Our philosophy is that your audit is not a one off test, it should be a continuous process, with STIS Group signing you off every year.
Think about it, you don’t want to get to the end of year audit only to find that your controls for one or more criteria have not ben working
What if I Fail an Audit?
We don’t want to see any of our clients fail an audit, it’s not good for us and it certainly isn’t good for you.
Our methodology and service offering including our proprietary online tool is designed to help you pass the audit, without doing it for you.
Whilst other auditors might see a failure on your part as a way to gain another audit fee, we see it as a failure on our part.
We will tell you up front if we don’t think you are going to pass, you can take our pre-audit for a nominal fee which enables you and us to determine exactly what state you are in. If you are not ready you can pause for a while and get into shape, or ask us to help get you ready for an audit, of course we then won’t be able to audit you, but you could retain us as your auditor and we could audit you on the renewal of your certificate.
Why would I fail?
There are lots of reason why you might fail an audit.

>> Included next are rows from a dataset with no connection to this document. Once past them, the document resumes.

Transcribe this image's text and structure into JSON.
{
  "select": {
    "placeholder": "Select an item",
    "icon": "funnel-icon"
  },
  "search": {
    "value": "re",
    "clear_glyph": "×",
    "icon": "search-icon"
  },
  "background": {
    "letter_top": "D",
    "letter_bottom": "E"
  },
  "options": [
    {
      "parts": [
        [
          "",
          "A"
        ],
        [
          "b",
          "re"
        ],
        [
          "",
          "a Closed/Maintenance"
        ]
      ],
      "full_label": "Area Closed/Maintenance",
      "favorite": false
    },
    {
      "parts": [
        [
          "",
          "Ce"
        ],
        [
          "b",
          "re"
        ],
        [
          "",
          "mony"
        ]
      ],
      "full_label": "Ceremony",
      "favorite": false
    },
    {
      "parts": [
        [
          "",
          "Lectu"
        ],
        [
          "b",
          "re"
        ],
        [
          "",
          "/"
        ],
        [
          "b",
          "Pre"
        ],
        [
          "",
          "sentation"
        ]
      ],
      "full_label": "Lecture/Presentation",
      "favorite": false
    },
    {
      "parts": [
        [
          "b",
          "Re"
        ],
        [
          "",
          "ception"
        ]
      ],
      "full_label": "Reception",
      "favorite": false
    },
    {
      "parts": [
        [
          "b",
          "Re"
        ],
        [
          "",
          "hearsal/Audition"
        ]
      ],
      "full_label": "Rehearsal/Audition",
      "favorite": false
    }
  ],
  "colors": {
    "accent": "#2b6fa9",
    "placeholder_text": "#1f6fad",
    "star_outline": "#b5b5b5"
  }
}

First and foremost, would be not taking the advice of your Systems Auditor.
If you decide that you want to put a control out of scope and your auditor does not agree, then you effectively fail that control – the Systems Auditor has the final say.
If you do not satisfy controls you will also fail that control. I.e. if you invent a test that does not prove the control in the eyes of the auditor then you will fail.
For a Type 2 audit, having the right control and not executing it correctly will also be a fail.
For full details on the Systems Auditor and the Systems Auditor Report, refer to the ‘Systems Auditor Guidelines’.